IIUC the "corpus" feature and its built-in minimization tools distinguish libFuzzer from what SwiftCheck or any other simple RNG would do:

Coverage-guided fuzzers like libFuzzer rely on a corpus of sample inputs for the code under test. This corpus should ideally be seeded with a varied collection of valid and invalid inputs for the code under test; for example, for a graphics library the initial corpus might hold a variety of different small PNG/JPG/GIF files. The fuzzer generates random mutations based around the sample inputs in the current corpus. If a mutation triggers execution of a previously-uncovered path in the code under test, then that mutation is saved to the corpus for future variations.
[...]
The corpus can also act as a sanity/regression check, to confirm that the fuzzing entrypoint still works and that all of the sample inputs run through the code under test without problems.

If you have a large corpus (either generated by fuzzing or acquired by other means) you may want to minimize it while still preserving the full coverage. One way to do that is to use the -merge=1 flag: [...]

scanon · September 25, 2023, 4:16pm

Right, seeding from a corpus (and the tooling to build and maintain a good corpus) are absolutely critical to getting useful information out of fuzzers for non-trivial operations.

chefski · September 25, 2023, 4:21pm

Out of interest and curiosity I've filed this issue against the framework to explore implementations of these concepts. I've also named a few testing patterns/techniques that would benefit from more complex machinery.

github.com/apple/swift-testing

Add a type for complex input generation that performs exploratory testing

opened 04:01PM - 25 Sep 23 UTC

SeanROlszewski

enhancement

### Description In order to support testing patterns where randomized input g…eneration is used to explore a program's state space (such as fuzz, differential, property-based, or mutation testing) we need to add some affordance to developers to specify the following: 1) The next value to pass into a `@Test` 2) A way to receive the prior value and test result as a result of executing `@Test` 3) A way to receive additional information, such as changes in code coverage, from the last `@Test` 4) A way to stop input generation based on some heuristic or predicate. Having these 4 items would be the essential set of primitives to really streamline the creation of tools like QuickCheck, libFuzzer, etc. with Swift Testing. Perhaps this could take the form of a protocol, potentially named `TestCaseInputGenerator`, that has the following shape: ```swift protocol TestCaseInputGenerator { associatedtype AdditionalContext func shouldStop<InputType>(given priorRun: (InputType, TestResult)?, additionalContext: AdditionalContext?) -> Bool func nextValue<InputType>(given priorRun: (InputType, TestResult)?, additionalContext: AdditionalContext?) -> InputType } ```` `AdditionalContext` can encapsulate data of interest to the test; previously tried values, their results, and other data like code coverage, crashes, etc. I'm filing this issue rather quickly, in between tasks, so apologizes in advance for oversights on the type signatures and compilability of the proposed API. :)

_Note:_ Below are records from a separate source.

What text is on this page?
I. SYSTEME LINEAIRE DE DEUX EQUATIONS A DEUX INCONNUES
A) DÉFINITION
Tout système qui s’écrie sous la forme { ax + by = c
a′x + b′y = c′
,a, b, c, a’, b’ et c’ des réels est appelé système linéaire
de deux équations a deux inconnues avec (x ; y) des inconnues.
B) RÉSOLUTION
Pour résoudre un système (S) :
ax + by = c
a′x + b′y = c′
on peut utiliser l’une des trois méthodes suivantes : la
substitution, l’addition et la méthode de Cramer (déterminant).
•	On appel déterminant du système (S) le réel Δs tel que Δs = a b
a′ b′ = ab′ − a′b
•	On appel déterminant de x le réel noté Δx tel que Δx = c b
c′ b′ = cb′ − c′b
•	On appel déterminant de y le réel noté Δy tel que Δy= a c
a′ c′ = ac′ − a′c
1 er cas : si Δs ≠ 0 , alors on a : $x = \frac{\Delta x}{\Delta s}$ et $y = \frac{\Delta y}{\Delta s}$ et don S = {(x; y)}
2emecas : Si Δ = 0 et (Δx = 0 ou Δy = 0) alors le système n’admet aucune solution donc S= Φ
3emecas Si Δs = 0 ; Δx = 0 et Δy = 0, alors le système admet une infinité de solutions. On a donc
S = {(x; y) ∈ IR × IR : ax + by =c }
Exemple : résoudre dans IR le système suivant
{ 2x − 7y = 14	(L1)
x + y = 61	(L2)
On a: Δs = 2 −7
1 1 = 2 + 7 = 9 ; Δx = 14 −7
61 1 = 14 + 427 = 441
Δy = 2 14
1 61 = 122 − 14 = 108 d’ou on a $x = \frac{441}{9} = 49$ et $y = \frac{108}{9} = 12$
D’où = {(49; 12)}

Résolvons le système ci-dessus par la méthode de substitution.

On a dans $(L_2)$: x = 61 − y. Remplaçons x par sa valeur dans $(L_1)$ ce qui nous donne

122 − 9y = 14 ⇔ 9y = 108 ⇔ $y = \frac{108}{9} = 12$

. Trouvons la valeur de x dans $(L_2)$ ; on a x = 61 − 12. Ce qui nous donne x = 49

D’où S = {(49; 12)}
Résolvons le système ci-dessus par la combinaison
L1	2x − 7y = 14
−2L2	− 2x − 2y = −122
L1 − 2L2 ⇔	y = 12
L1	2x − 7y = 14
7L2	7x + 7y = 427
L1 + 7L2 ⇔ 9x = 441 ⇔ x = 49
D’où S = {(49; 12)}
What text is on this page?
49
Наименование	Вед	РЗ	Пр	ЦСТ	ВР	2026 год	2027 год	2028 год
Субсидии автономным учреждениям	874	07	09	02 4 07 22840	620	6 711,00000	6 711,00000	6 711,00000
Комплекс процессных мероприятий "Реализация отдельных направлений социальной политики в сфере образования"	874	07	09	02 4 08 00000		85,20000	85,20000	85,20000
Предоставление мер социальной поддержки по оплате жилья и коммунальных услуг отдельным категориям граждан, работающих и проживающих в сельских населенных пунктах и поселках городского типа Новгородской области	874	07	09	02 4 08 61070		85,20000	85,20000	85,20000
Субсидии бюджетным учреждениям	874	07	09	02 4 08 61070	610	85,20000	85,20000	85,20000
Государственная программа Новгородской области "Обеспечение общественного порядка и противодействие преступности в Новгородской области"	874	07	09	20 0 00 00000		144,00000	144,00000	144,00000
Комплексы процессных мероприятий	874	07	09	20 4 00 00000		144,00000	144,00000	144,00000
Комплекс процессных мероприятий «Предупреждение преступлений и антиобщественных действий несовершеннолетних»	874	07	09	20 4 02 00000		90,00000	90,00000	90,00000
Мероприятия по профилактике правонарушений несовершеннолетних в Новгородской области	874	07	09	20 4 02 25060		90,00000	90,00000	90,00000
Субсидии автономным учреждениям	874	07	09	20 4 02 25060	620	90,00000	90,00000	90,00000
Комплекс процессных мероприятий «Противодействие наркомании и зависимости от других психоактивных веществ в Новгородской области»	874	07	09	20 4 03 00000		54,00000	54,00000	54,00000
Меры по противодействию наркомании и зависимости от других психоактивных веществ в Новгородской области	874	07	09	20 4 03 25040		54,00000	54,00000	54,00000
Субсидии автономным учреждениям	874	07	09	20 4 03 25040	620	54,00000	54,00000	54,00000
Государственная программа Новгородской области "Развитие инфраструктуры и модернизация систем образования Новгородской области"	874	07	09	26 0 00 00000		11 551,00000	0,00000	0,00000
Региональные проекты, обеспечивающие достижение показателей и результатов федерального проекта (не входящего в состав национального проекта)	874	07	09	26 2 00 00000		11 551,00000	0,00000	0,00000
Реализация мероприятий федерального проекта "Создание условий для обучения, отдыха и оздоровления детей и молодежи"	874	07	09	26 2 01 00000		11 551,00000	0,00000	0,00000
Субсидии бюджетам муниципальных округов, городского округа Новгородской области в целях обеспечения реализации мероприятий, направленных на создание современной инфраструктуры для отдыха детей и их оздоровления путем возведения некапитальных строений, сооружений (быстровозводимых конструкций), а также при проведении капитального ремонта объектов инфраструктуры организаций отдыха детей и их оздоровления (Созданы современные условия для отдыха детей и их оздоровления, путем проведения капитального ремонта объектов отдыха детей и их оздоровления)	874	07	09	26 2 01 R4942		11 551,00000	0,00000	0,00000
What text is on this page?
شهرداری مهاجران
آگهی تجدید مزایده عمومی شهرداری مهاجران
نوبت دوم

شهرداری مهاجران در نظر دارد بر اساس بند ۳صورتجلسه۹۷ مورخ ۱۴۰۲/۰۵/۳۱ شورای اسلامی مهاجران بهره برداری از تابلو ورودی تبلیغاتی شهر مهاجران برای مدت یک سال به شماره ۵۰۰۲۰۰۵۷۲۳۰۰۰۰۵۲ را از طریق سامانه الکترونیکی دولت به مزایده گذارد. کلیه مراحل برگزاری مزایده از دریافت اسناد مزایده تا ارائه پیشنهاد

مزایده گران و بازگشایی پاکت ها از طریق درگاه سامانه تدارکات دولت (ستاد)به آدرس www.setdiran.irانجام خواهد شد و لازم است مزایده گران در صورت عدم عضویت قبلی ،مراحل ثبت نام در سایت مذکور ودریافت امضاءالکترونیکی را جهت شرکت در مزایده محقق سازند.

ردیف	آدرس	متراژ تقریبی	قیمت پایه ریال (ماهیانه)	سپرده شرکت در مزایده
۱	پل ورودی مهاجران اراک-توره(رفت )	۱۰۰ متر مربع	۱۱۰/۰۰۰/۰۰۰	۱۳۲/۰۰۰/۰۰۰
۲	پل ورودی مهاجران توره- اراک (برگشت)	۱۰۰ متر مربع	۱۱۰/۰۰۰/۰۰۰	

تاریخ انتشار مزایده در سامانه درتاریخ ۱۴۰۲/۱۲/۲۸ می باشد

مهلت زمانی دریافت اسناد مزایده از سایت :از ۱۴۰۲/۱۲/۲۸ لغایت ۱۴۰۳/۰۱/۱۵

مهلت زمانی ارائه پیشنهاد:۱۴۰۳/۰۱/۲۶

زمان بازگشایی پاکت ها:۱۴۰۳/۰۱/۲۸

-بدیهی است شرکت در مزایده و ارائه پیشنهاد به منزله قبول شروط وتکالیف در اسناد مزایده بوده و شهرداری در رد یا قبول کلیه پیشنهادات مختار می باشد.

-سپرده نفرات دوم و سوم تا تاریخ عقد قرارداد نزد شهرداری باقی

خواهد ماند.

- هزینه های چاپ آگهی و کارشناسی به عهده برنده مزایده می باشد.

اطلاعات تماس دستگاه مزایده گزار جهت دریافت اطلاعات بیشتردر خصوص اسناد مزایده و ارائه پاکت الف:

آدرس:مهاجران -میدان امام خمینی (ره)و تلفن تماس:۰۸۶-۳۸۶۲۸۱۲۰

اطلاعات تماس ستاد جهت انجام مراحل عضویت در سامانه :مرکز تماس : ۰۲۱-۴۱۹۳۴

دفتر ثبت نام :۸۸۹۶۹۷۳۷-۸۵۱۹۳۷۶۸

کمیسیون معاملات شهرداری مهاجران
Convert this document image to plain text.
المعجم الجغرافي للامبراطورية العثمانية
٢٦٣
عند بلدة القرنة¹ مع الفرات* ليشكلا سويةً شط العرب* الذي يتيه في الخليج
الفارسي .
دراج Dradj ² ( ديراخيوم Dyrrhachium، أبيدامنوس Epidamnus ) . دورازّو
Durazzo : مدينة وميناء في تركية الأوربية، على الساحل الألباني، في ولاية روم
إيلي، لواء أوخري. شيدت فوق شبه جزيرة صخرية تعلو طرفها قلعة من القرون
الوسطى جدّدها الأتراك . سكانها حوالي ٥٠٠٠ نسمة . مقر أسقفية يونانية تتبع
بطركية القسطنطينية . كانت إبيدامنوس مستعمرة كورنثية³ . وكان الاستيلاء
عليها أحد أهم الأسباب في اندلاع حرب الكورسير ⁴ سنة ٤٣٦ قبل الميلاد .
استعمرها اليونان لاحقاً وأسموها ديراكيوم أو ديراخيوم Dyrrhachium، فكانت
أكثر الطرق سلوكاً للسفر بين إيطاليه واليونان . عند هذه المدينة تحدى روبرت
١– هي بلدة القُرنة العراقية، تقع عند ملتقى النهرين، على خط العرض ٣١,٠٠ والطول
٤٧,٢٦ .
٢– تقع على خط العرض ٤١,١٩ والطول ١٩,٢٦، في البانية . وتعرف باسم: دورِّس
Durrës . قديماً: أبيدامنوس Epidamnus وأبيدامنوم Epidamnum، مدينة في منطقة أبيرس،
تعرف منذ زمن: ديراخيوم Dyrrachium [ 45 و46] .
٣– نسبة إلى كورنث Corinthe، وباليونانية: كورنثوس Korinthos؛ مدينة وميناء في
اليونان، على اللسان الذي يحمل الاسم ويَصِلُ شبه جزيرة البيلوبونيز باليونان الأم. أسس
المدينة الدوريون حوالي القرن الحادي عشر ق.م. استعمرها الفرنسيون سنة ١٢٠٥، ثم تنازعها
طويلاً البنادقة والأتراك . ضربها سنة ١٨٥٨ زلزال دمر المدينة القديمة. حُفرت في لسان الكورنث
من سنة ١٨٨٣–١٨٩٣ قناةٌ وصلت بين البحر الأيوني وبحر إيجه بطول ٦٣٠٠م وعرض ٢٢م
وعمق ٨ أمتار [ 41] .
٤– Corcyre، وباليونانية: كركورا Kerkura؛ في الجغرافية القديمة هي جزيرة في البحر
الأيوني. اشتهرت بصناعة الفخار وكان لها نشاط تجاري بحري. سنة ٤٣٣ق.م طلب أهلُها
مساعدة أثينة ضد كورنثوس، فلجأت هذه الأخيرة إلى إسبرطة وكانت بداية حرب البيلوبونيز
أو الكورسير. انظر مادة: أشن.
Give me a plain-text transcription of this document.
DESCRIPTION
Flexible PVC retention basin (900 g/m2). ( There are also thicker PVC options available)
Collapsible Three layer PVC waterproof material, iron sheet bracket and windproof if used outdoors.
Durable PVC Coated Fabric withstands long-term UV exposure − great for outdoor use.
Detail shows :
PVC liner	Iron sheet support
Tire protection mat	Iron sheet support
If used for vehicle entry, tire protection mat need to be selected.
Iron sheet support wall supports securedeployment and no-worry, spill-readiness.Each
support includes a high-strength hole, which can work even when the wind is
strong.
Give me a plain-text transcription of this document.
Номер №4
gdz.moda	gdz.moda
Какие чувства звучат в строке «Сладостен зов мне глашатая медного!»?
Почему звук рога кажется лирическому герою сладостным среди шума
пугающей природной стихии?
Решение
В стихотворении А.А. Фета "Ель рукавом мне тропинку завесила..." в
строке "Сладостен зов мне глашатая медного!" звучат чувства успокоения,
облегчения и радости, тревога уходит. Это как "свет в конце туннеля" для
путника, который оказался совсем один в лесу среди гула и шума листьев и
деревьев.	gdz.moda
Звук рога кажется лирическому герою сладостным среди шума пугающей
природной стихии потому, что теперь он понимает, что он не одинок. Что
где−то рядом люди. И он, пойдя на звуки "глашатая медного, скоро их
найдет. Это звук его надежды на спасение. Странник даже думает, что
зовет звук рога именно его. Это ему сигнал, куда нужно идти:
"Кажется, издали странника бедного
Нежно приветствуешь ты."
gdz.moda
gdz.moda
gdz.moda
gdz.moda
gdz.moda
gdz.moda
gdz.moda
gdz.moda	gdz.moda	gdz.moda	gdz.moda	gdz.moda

Jon_Shier · September 25, 2023, 4:33pm

This is really nice. I'd be interested in how much of an overall performance impact such dynamic output has on overall test time (when CPU bound rather than sleep). Different terminals have different performance characteristics here. For instance, Terminal on macOS shares a process between tabs, meaning the performance one tab can affect the others, or at least the output to the other tabs.

grynspan · September 25, 2023, 4:37pm

That's fair enough, and not something I was aware of in libFuzzer! I do think it'd be possible to implement something similar in swift-testing without needing to link to libFuzzer.

rauhul · September 25, 2023, 4:45pm

I don't know that there is huge value in rewriting libFuzzer instead of just using it. It already isn't even too hard to use from Swift.

Passing -[f]sanitize=address to both swiftc and ld + using @_silgen_name("LLVMFuzzerRunDriver") gets you most of the way there, the rest of the work is designing a nice API over libFuzzer for Swift.

@codafi has a sketch of this somewhere you may be able to get started with.

allevato · September 25, 2023, 5:01pm

swift-protobuf also has fairly robust usage of libFuzzer that (IMO) serves as a good real-world example.